The sell-the-news dynamic alone may need produced a modest pullback, however the broader semiconductor sector is getting hit at this time by a separate catalyst. Rising geopolitical tensions within the Center East are sparking issues a couple of potential helium provide scarcity crucial for chip manufacturing, dragging down chipmakers throughout the board. NVIDIA, AMD (NASDAQ:AMD), and Intel (NASDAQ:INTC) are all buying and selling decrease at this time; NVIDIA is off 1.04% on the session.
Micron inventory carries probably the most damaging ticker-specific sentiment rating amongst its friends at this time at -0.419, a bearish studying regardless of the corporate’s document outcomes. That hole between fundamentals and worth motion displays the market pricing in a supply-chain danger premium on high of the post-earnings reset.

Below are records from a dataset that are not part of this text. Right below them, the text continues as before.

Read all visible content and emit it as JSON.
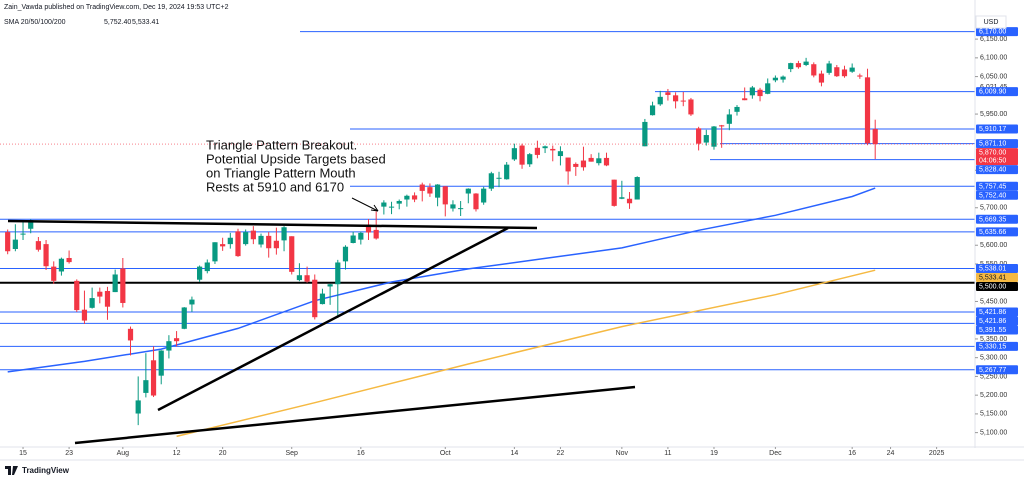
{
  "header": {
    "publisher": "Zain_Vawda published on TradingView.com, Dec 19, 2024 19:53 UTC+2"
  },
  "chart_data": {
    "type": "candlestick",
    "currency": "USD",
    "up_color": "#089981",
    "down_color": "#f23645",
    "ohlc": [
      [
        5635,
        5642,
        5576,
        5584
      ],
      [
        5590,
        5656,
        5584,
        5615
      ],
      [
        5630,
        5666,
        5614,
        5631
      ],
      [
        5644,
        5669,
        5632,
        5667
      ],
      [
        5611,
        5622,
        5583,
        5588
      ],
      [
        5603,
        5614,
        5534,
        5544
      ],
      [
        5543,
        5557,
        5497,
        5505
      ],
      [
        5530,
        5567,
        5519,
        5564
      ],
      [
        5566,
        5586,
        5551,
        5555
      ],
      [
        5505,
        5509,
        5422,
        5427
      ],
      [
        5428,
        5479,
        5390,
        5399
      ],
      [
        5433,
        5487,
        5431,
        5459
      ],
      [
        5476,
        5487,
        5445,
        5463
      ],
      [
        5478,
        5489,
        5401,
        5436
      ],
      [
        5475,
        5535,
        5475,
        5522
      ],
      [
        5538,
        5566,
        5434,
        5446
      ],
      [
        5377,
        5383,
        5306,
        5346
      ],
      [
        5151,
        5250,
        5120,
        5186
      ],
      [
        5206,
        5312,
        5194,
        5240
      ],
      [
        5293,
        5330,
        5195,
        5199
      ],
      [
        5252,
        5320,
        5229,
        5319
      ],
      [
        5319,
        5360,
        5298,
        5344
      ],
      [
        5352,
        5371,
        5330,
        5344
      ],
      [
        5377,
        5435,
        5376,
        5434
      ],
      [
        5442,
        5463,
        5422,
        5455
      ],
      [
        5508,
        5546,
        5502,
        5543
      ],
      [
        5531,
        5562,
        5525,
        5554
      ],
      [
        5557,
        5608,
        5550,
        5608
      ],
      [
        5603,
        5620,
        5585,
        5597
      ],
      [
        5603,
        5633,
        5591,
        5620
      ],
      [
        5637,
        5644,
        5569,
        5571
      ],
      [
        5603,
        5642,
        5599,
        5635
      ],
      [
        5639,
        5651,
        5603,
        5616
      ],
      [
        5602,
        5631,
        5594,
        5625
      ],
      [
        5625,
        5635,
        5567,
        5592
      ],
      [
        5612,
        5647,
        5575,
        5592
      ],
      [
        5613,
        5651,
        5584,
        5648
      ],
      [
        5624,
        5624,
        5522,
        5529
      ],
      [
        5507,
        5552,
        5504,
        5520
      ],
      [
        5520,
        5543,
        5500,
        5503
      ],
      [
        5508,
        5522,
        5402,
        5408
      ],
      [
        5443,
        5484,
        5442,
        5471
      ],
      [
        5490,
        5497,
        5441,
        5496
      ],
      [
        5496,
        5561,
        5406,
        5554
      ],
      [
        5557,
        5600,
        5535,
        5596
      ],
      [
        5606,
        5636,
        5605,
        5626
      ],
      [
        5615,
        5636,
        5602,
        5633
      ],
      [
        5655,
        5670,
        5614,
        5634
      ],
      [
        5641,
        5690,
        5615,
        5618
      ],
      [
        5703,
        5720,
        5682,
        5714
      ],
      [
        5703,
        5716,
        5683,
        5703
      ],
      [
        5711,
        5722,
        5696,
        5718
      ],
      [
        5722,
        5735,
        5703,
        5732
      ],
      [
        5733,
        5741,
        5715,
        5722
      ],
      [
        5762,
        5767,
        5717,
        5745
      ],
      [
        5755,
        5765,
        5729,
        5738
      ],
      [
        5727,
        5763,
        5704,
        5762
      ],
      [
        5757,
        5758,
        5677,
        5709
      ],
      [
        5698,
        5720,
        5690,
        5709
      ],
      [
        5699,
        5718,
        5678,
        5699
      ],
      [
        5738,
        5752,
        5712,
        5751
      ],
      [
        5738,
        5739,
        5690,
        5696
      ],
      [
        5714,
        5756,
        5708,
        5751
      ],
      [
        5751,
        5796,
        5745,
        5792
      ],
      [
        5778,
        5796,
        5755,
        5780
      ],
      [
        5776,
        5822,
        5775,
        5815
      ],
      [
        5829,
        5871,
        5825,
        5859
      ],
      [
        5866,
        5871,
        5804,
        5815
      ],
      [
        5816,
        5846,
        5809,
        5843
      ],
      [
        5860,
        5879,
        5832,
        5841
      ],
      [
        5859,
        5866,
        5846,
        5864
      ],
      [
        5857,
        5866,
        5824,
        5853
      ],
      [
        5838,
        5864,
        5813,
        5851
      ],
      [
        5834,
        5834,
        5762,
        5797
      ],
      [
        5817,
        5821,
        5785,
        5809
      ],
      [
        5826,
        5863,
        5799,
        5808
      ],
      [
        5833,
        5843,
        5823,
        5823
      ],
      [
        5819,
        5847,
        5813,
        5832
      ],
      [
        5833,
        5847,
        5811,
        5813
      ],
      [
        5775,
        5775,
        5703,
        5705
      ],
      [
        5724,
        5772,
        5723,
        5728
      ],
      [
        5724,
        5742,
        5697,
        5712
      ],
      [
        5722,
        5784,
        5722,
        5782
      ],
      [
        5864,
        5937,
        5864,
        5929
      ],
      [
        5947,
        5983,
        5946,
        5973
      ],
      [
        5976,
        6012,
        5972,
        5996
      ],
      [
        6008,
        6017,
        5986,
        6001
      ],
      [
        6000,
        6008,
        5965,
        5984
      ],
      [
        5986,
        6009,
        5971,
        5985
      ],
      [
        5989,
        5993,
        5945,
        5949
      ],
      [
        5912,
        5916,
        5853,
        5871
      ],
      [
        5874,
        5908,
        5866,
        5894
      ],
      [
        5863,
        5918,
        5855,
        5917
      ],
      [
        5920,
        5921,
        5860,
        5917
      ],
      [
        5924,
        5963,
        5907,
        5949
      ],
      [
        5956,
        5974,
        5946,
        5969
      ],
      [
        5992,
        6021,
        5987,
        5987
      ],
      [
        6000,
        6025,
        5991,
        6021
      ],
      [
        6015,
        6020,
        5984,
        5998
      ],
      [
        6004,
        6045,
        6003,
        6032
      ],
      [
        6040,
        6053,
        6035,
        6047
      ],
      [
        6042,
        6053,
        6034,
        6050
      ],
      [
        6070,
        6087,
        6062,
        6086
      ],
      [
        6086,
        6092,
        6071,
        6075
      ],
      [
        6081,
        6100,
        6078,
        6090
      ],
      [
        6083,
        6088,
        6048,
        6053
      ],
      [
        6058,
        6066,
        6024,
        6034
      ],
      [
        6060,
        6092,
        6055,
        6085
      ],
      [
        6075,
        6081,
        6049,
        6051
      ],
      [
        6069,
        6079,
        6047,
        6051
      ],
      [
        6063,
        6085,
        6060,
        6074
      ],
      [
        6053,
        6058,
        6044,
        6050
      ],
      [
        6048,
        6071,
        5867,
        5872
      ],
      [
        5910,
        5935,
        5830,
        5870
      ]
    ],
    "xlim": [
      -1,
      126
    ],
    "xticks": [
      {
        "value": 2,
        "label": "15"
      },
      {
        "value": 8,
        "label": "23"
      },
      {
        "value": 15,
        "label": "Aug"
      },
      {
        "value": 22,
        "label": "12"
      },
      {
        "value": 28,
        "label": "20"
      },
      {
        "value": 37,
        "label": "Sep"
      },
      {
        "value": 46,
        "label": "16"
      },
      {
        "value": 57,
        "label": "Oct"
      },
      {
        "value": 66,
        "label": "14"
      },
      {
        "value": 72,
        "label": "22"
      },
      {
        "value": 80,
        "label": "Nov"
      },
      {
        "value": 86,
        "label": "11"
      },
      {
        "value": 92,
        "label": "19"
      },
      {
        "value": 100,
        "label": "Dec"
      },
      {
        "value": 110,
        "label": "16"
      },
      {
        "value": 115,
        "label": "24"
      },
      {
        "value": 121,
        "label": "2025"
      }
    ],
    "ylim": [
      5059,
      6217
    ],
    "yticks": [
      {
        "value": 6150,
        "label": "6,150.00"
      },
      {
        "value": 6100,
        "label": "6,100.00"
      },
      {
        "value": 6050,
        "label": "6,050.00"
      },
      {
        "value": 5950,
        "label": "5,950.00"
      },
      {
        "value": 5800,
        "label": "5,800.00"
      },
      {
        "value": 5700,
        "label": "5,700.00"
      },
      {
        "value": 5600,
        "label": "5,600.00"
      },
      {
        "value": 5550,
        "label": "5,550.00"
      },
      {
        "value": 5450,
        "label": "5,450.00"
      },
      {
        "value": 5350,
        "label": "5,350.00"
      },
      {
        "value": 5300,
        "label": "5,300.00"
      },
      {
        "value": 5250,
        "label": "5,250.00"
      },
      {
        "value": 5200,
        "label": "5,200.00"
      },
      {
        "value": 5150,
        "label": "5,150.00"
      },
      {
        "value": 5100,
        "label": "5,100.00"
      }
    ],
    "indicator": "SMA 20/50/100/200",
    "series": [
      {
        "color": "#2962ff",
        "x": [
          0,
          10,
          20,
          30,
          40,
          50,
          60,
          70,
          80,
          90,
          100,
          110,
          113
        ],
        "values": [
          5262,
          5290,
          5323,
          5378,
          5452,
          5502,
          5537,
          5565,
          5593,
          5640,
          5680,
          5730,
          5752.4
        ],
        "last_label": "5,752.40"
      },
      {
        "color": "#f5b942",
        "x": [
          22,
          40,
          60,
          80,
          100,
          113
        ],
        "values": [
          5090,
          5180,
          5283,
          5383,
          5468,
          5533.41
        ],
        "last_label": "5,533.41"
      }
    ],
    "levels": [
      {
        "value": 6170,
        "label": "6,170.00",
        "color": "#2962ff"
      },
      {
        "value": 6009.9,
        "label": "6,009.90",
        "color": "#2962ff"
      },
      {
        "value": 5910.17,
        "label": "5,910.17",
        "color": "#2962ff"
      },
      {
        "value": 5871.1,
        "label": "5,871.10",
        "color": "#2962ff"
      },
      {
        "value": 5828.4,
        "label": "5,828.40",
        "color": "#2962ff"
      },
      {
        "value": 5757.45,
        "label": "5,757.45",
        "color": "#2962ff"
      },
      {
        "value": 5669.35,
        "label": "5,669.35",
        "color": "#2962ff"
      },
      {
        "value": 5635.66,
        "label": "5,635.66",
        "color": "#2962ff"
      },
      {
        "value": 5538.01,
        "label": "5,538.01",
        "color": "#2962ff"
      },
      {
        "value": 5500,
        "label": "5,500.00",
        "color": "#000000"
      },
      {
        "value": 5421.86,
        "label": "5,421.86",
        "color": "#2962ff"
      },
      {
        "value": 5421.86,
        "label": "5,421.86",
        "color": "#2962ff"
      },
      {
        "value": 5391.55,
        "label": "5,391.55",
        "color": "#2962ff"
      },
      {
        "value": 5330.15,
        "label": "5,330.15",
        "color": "#2962ff"
      },
      {
        "value": 5267.77,
        "label": "5,267.77",
        "color": "#2962ff"
      }
    ],
    "last_price": {
      "value": 5870,
      "label": "5,870.00",
      "countdown": "04:06:50",
      "color": "#f23645"
    },
    "marker": {
      "value": 6021.45,
      "label": "6,021.45"
    },
    "annotation": [
      "Triangle Pattern Breakout.",
      "Potential Upside Targets based",
      "on Triangle Pattern Mouth",
      "Rests at 5910 and 6170"
    ]
  },
  "footer": {
    "brand": "TradingView"
  }
}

Micron’s longer-term story stays intact. HBM order books reportedly stretch into 2027, and NVIDIA’s personal most up-to-date quarter confirmed document information heart income pushed by surging AI GPU demand, which flows straight into Micron’s demand outlook. For extra on the setup heading into this earnings report, see our latest evaluation of Micron’s latest bounce on a Taiwan manufacturing unit acquisition and the looming earnings catalyst.
Analyst consensus on Micron shares stays constructive, with 38 purchase rankings, 3 holds, and simply 2 sells, and a consensus worth goal of $432.49. Within the coming days, look ahead to MU inventory to both maintain or break beneath the $440 stage.